# introduction



## Seasgrace (Sep 20, 2008)

_Hi. I thought I'd introduce myself. My pen name is Seasgrace. I was invited here by someone from another sight. From what I've seen, I'm sure I will learn a lot from everyone. Hope to become more aqainted with some of you. Thanks!_


----------



## No Brakes (Sep 20, 2008)

Hello Seasgrace and welcome to the forum!


----------



## kaseyisrad (Sep 20, 2008)

Welcome Seasgrace, good to have you here!


----------



## SparkyLT (Sep 20, 2008)

Heya and welcome, Seasgrace. I love your name; it gives me the mental image of a mermaid.

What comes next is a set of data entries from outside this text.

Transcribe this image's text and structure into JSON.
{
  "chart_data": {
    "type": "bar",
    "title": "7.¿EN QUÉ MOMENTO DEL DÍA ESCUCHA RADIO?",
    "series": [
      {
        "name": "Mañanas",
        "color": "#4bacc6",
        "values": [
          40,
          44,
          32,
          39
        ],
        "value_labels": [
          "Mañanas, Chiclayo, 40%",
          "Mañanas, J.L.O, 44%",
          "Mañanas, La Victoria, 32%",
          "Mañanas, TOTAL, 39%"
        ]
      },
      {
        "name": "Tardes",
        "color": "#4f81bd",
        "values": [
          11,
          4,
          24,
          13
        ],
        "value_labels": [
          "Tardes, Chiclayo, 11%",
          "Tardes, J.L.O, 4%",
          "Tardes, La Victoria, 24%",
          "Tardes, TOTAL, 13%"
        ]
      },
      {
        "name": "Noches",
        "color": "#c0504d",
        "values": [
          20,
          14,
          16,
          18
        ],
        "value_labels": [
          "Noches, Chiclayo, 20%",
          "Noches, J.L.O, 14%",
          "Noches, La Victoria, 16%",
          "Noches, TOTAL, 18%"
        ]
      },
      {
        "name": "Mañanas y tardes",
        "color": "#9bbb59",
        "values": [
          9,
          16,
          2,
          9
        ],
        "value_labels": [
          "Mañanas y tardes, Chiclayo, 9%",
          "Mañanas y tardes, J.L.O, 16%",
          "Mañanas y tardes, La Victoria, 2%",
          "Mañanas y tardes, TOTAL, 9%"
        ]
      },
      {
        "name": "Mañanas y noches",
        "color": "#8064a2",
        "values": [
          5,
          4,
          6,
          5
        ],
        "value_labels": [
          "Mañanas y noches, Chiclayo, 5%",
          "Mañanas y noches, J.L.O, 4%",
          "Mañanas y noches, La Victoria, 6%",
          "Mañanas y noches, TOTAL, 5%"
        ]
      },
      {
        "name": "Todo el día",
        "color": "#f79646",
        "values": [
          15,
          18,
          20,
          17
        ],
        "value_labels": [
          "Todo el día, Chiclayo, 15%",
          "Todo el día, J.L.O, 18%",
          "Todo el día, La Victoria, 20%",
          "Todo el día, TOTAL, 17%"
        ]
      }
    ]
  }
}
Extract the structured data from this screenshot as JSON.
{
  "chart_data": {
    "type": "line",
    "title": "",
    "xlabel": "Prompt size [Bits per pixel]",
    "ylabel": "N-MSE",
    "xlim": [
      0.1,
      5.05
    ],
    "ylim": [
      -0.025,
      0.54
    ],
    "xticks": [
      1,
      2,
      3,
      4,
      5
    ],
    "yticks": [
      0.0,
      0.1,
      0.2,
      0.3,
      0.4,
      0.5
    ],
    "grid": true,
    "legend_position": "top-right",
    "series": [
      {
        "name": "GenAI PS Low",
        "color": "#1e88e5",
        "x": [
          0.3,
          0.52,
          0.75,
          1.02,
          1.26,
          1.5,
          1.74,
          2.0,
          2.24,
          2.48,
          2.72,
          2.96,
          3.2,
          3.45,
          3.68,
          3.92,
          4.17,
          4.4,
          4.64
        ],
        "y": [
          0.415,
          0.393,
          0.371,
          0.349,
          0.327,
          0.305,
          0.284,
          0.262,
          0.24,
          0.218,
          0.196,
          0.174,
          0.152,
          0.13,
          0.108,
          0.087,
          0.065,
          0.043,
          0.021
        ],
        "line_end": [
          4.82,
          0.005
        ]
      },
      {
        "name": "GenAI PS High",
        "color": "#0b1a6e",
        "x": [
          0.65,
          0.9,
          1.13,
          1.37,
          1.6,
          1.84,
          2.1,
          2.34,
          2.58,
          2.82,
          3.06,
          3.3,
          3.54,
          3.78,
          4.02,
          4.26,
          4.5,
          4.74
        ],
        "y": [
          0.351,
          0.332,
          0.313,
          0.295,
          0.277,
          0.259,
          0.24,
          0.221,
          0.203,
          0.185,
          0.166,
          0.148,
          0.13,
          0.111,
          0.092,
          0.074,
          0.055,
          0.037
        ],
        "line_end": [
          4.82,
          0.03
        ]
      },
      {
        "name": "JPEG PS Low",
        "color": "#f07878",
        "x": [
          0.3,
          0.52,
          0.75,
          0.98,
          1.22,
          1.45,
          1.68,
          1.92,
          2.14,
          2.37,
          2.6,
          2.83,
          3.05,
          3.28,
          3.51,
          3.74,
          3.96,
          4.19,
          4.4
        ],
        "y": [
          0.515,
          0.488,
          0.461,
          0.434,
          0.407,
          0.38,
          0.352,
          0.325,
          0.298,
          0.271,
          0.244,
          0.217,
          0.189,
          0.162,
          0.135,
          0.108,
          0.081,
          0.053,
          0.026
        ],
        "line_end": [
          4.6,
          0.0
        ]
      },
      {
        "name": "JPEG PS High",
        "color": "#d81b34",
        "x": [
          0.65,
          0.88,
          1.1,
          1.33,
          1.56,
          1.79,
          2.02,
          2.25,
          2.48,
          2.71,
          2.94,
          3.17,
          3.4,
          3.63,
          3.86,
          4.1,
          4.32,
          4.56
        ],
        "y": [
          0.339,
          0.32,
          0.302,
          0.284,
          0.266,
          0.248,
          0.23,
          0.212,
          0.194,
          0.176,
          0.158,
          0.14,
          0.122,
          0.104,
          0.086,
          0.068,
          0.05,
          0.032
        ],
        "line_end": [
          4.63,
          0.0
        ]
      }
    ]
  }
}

Hope you enjoy the forums.


----------



## Tiamat (Sep 20, 2008)

Hey there Seasgrace and welcome to WF!  Glad to have you!


----------



## Nickie (Sep 21, 2008)

Welcome to the forum, Seasgrace!


Nickie


----------



## Seasgrace (Sep 21, 2008)

Thank you all so very much for the welcome! I was hesitant about joining, as I do not have any formal educational background when it comes to writing. Writing is something I have always enjoyed, and often express it with poetry. Hopefully I will learn to expand my style and type of writing. Thank you all once again. I look forward to posting with you. 

Seasgrace


----------



## Tiamat (Sep 21, 2008)

Don't worry, you don't need an education to write.  That's a common misconception, usually spread by failed writers (many of which have college degrees )


----------



## wacker (Sep 22, 2008)

Welcome to the forum.


----------



## terrib (Sep 22, 2008)

hey seasgrace...welcome


----------



## Shinn (Sep 22, 2008)

Hello and welcome to WF.


----------



## Seasgrace (Sep 26, 2008)

Sorry, been away a bit. Thank you again for the new welcome addons.   Seas


----------